Reduced System Order and Sensing/Actuation Resolution for Estimation and Control of Transition to Turbulence

Wednesday 26/04/2017
  • Aaron Friedman
  • Work towards PhD degree under the supervision of Prof. Yaakov Oshman and Prof. Jacob Cohen
  • Classroom 165, ground floor, Library, Aerospace Eng.
  • Department of Aerospace Engineering
  • Technion – Israel Institute of Technology
  • The talk will be given in English

Skin drag in shear flows can be significantly reduced by maintaining laminar versus turbulent flow, rendering the control or delay of transition to turbulence of engineering interest. Controlling transition from laminar to turbulent plane Poiseuille flow serves as a model problem for more geometrically complex or realistic shear flows, such as boundary layers or pipe flow. In previous numerical studies, application of a linear systems approach to controlling transition to turbulence in plane Poiseuille flow has been shown to increase transition thresholds by at least several factors, depending on the type of flow perturbation assumed. Generally speaking, these studies have two primary shortcomings: large model order and assuming a continuum, or near continuum, of wall-mounted sensors and actuators.
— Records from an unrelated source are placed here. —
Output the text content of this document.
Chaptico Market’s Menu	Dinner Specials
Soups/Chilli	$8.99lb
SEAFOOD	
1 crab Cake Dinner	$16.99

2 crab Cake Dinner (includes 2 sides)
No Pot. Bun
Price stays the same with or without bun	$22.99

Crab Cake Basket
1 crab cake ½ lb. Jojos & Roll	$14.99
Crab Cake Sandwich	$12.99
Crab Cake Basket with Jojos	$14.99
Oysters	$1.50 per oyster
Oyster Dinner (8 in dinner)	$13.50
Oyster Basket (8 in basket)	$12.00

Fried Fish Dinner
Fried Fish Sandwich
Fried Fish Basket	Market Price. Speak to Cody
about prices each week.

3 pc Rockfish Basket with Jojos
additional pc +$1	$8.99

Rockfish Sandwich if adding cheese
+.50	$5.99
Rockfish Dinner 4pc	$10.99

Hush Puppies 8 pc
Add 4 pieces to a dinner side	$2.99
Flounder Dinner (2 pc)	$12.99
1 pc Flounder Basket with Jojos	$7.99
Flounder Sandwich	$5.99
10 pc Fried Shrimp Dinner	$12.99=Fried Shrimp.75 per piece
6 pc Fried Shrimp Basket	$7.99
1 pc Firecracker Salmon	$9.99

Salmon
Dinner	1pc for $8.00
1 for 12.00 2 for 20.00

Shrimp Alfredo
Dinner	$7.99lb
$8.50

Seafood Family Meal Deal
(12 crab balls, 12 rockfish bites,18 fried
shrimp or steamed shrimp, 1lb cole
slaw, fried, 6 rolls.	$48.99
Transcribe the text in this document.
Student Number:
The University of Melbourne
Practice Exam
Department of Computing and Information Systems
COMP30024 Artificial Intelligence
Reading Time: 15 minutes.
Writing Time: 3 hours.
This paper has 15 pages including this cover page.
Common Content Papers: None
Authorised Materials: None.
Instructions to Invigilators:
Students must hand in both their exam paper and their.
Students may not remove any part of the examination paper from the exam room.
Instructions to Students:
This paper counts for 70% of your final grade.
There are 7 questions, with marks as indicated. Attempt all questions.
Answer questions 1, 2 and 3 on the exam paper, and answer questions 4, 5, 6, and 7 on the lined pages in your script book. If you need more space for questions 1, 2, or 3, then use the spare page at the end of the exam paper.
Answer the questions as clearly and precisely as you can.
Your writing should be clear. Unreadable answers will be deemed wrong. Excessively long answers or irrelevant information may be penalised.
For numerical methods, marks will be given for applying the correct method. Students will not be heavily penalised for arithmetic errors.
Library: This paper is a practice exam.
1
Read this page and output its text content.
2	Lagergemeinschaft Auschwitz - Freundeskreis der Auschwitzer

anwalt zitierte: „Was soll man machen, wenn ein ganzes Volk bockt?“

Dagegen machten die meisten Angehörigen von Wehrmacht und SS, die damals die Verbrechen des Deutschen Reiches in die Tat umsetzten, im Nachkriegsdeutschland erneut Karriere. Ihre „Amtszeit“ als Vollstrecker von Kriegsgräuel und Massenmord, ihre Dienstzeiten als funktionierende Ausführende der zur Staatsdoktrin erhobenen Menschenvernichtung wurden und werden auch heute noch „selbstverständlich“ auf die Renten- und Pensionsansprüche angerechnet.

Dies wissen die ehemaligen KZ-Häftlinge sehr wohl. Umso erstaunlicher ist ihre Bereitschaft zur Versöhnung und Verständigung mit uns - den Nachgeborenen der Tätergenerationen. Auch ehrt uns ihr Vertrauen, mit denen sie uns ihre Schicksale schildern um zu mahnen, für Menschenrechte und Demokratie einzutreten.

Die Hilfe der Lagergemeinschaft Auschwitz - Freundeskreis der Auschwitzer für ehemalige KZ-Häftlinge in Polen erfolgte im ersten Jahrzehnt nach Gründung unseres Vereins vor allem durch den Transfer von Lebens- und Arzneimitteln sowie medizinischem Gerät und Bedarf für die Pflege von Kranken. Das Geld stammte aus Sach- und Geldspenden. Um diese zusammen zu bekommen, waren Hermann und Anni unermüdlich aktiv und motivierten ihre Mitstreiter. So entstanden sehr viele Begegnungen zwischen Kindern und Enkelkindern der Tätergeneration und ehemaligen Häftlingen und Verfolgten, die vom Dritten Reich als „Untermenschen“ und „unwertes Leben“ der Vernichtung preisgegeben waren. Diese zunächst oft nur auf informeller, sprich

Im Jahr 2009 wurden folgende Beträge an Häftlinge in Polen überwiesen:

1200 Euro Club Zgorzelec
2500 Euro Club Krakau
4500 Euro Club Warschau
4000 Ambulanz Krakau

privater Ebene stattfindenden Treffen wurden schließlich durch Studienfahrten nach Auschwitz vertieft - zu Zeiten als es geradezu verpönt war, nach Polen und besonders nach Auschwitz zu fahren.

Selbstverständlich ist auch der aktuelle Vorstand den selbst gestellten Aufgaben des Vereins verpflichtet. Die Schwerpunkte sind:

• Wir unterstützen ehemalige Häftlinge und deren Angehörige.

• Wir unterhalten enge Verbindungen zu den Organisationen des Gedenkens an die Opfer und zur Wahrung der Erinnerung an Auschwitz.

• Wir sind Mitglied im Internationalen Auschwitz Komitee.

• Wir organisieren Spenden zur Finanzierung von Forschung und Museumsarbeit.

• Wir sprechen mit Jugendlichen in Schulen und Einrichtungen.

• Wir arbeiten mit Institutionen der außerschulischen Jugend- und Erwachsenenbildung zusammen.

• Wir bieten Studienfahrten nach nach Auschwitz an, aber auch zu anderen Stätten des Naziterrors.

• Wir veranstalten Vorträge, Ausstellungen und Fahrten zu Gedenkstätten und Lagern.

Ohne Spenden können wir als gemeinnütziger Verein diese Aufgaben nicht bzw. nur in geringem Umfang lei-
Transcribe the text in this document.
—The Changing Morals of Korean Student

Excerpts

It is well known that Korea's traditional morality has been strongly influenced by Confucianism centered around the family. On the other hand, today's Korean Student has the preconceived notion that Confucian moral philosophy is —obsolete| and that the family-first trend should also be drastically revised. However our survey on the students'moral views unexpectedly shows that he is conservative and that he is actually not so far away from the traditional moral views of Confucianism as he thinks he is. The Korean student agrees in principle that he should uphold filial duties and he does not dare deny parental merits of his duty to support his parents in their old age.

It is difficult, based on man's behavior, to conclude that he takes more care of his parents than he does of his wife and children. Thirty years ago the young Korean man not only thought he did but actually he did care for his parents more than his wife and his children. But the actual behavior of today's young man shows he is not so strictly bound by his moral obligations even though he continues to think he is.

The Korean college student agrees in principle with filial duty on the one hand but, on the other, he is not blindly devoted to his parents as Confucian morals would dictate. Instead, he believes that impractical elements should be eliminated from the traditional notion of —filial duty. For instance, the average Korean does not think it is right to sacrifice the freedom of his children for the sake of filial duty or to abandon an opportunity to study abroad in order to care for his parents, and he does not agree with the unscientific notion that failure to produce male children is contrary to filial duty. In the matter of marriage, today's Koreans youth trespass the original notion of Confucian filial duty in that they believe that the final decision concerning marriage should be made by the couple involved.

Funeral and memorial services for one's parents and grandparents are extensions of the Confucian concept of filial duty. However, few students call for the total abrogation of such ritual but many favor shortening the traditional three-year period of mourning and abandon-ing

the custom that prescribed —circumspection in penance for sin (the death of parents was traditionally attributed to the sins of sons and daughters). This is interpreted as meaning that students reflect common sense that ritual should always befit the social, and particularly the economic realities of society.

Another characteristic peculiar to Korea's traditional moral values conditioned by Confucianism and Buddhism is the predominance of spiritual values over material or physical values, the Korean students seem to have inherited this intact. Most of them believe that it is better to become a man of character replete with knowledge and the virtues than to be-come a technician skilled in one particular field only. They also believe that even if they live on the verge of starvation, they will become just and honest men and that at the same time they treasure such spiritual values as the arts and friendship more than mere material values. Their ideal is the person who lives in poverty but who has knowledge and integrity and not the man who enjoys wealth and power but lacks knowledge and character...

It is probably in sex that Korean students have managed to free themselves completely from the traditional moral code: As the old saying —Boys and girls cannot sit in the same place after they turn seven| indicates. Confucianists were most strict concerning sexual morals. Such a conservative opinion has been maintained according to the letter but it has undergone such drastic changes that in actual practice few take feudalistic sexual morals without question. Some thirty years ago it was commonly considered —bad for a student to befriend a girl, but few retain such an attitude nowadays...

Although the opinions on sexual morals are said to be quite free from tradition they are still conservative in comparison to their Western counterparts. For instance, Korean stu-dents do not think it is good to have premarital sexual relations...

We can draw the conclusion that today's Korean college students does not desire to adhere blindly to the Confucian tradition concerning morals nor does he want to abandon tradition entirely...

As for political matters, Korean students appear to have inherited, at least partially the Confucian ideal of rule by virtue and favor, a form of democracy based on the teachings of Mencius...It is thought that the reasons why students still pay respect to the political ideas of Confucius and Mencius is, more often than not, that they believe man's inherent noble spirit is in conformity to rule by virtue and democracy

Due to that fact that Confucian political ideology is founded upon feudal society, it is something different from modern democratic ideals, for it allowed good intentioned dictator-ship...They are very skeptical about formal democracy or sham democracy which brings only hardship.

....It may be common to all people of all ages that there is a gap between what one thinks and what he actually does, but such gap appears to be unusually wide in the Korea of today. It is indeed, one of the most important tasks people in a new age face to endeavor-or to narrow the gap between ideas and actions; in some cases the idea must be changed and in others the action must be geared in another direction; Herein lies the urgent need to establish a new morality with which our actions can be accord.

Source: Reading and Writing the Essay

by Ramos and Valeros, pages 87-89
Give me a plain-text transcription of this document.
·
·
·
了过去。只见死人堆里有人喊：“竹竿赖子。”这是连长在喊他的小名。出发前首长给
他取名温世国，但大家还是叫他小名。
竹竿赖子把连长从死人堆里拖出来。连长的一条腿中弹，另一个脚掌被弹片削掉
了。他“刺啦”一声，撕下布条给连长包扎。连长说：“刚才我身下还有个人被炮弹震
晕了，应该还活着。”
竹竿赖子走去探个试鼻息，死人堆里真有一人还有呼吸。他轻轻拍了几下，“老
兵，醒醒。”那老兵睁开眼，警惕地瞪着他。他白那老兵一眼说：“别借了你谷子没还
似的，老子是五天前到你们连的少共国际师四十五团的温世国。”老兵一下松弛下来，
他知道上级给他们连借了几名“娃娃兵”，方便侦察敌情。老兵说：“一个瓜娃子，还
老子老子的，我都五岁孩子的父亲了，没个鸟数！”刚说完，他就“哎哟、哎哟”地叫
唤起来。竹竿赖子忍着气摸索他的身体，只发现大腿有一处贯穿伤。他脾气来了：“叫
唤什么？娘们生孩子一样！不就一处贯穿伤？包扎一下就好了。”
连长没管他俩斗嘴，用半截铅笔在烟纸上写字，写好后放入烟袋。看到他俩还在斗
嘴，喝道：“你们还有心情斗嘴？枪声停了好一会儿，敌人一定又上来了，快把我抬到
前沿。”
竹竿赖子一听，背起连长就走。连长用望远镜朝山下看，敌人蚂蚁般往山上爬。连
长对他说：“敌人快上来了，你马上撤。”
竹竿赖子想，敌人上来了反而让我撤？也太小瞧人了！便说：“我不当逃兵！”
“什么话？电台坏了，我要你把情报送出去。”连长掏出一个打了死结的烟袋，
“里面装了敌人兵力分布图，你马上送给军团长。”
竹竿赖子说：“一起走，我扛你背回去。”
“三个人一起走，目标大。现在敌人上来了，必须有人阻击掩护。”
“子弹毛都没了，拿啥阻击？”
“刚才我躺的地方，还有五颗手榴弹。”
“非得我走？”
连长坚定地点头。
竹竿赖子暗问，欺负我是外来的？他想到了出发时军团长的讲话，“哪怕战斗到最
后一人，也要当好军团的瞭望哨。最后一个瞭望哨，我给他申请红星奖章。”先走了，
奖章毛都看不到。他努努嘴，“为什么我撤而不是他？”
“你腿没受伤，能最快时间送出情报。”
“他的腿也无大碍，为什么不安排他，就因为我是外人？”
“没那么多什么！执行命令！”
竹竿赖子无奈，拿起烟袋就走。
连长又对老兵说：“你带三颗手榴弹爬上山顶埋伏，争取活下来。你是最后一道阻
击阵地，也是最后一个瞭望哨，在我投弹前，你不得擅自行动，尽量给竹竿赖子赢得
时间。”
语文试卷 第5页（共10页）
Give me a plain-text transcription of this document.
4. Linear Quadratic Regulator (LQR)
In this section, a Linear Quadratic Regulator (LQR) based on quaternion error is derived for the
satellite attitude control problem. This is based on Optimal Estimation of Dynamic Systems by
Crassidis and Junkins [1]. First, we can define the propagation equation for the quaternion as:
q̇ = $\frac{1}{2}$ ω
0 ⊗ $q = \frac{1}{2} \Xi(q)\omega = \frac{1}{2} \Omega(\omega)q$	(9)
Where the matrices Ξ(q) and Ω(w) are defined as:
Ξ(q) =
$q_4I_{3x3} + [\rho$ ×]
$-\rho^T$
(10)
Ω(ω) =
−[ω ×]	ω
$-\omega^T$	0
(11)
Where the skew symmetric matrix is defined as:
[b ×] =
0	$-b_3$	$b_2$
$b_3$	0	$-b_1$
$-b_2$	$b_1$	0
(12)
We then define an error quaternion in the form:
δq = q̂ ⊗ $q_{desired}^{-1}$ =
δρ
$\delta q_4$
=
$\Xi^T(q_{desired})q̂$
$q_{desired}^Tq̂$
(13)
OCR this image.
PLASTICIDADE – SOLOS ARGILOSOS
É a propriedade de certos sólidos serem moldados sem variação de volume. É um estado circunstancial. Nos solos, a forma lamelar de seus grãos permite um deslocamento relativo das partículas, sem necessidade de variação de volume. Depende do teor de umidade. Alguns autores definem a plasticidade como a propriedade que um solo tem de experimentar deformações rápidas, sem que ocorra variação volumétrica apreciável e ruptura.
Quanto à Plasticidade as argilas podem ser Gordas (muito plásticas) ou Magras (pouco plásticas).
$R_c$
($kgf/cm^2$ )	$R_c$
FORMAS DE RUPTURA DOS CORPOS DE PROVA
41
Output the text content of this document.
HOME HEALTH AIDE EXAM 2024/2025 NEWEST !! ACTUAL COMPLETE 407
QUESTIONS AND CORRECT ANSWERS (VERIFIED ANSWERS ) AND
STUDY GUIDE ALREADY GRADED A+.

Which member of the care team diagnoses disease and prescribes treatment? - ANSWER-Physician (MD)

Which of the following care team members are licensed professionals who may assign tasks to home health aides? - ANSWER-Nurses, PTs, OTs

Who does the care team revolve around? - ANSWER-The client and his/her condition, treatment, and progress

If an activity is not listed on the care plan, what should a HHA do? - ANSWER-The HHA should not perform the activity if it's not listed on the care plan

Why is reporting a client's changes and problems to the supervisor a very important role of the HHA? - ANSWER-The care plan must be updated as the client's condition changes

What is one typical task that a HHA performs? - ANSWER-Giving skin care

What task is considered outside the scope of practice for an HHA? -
This research attempts to address the aforementioned shortcomings and progress toward physically realizable actuation and sensing. Performance is measured by searching for controlled and uncontrolled transition thresholds in a pseudo-spectral direct numerical simulation (DNS) of the Navier-Stokes equations written in-house. Firstly, our research examines the degree to which peak transition threshold improvement can still be obtained both by controlling only a narrow range of wave-number pairs and by using sparsely distributed discrete actuators under the assumption of full-state feedback. Secondly, we investigate the use of sparsely distributed discrete sensors, which relies upon the assumption that only a narrow range of wave-number pairs is of interest for state estimation and control, and apply a heretofore unused technique for filtering the effects of sensor spillover caused by deliberate undersampling: state-augmentation. Finally, the use of sparsely distributed actuators and sensors together is tested against spatially continuous actuation and sensing, demonstrating the transition threshold performance recovery ability of state-augmentation for filtering spillover effects.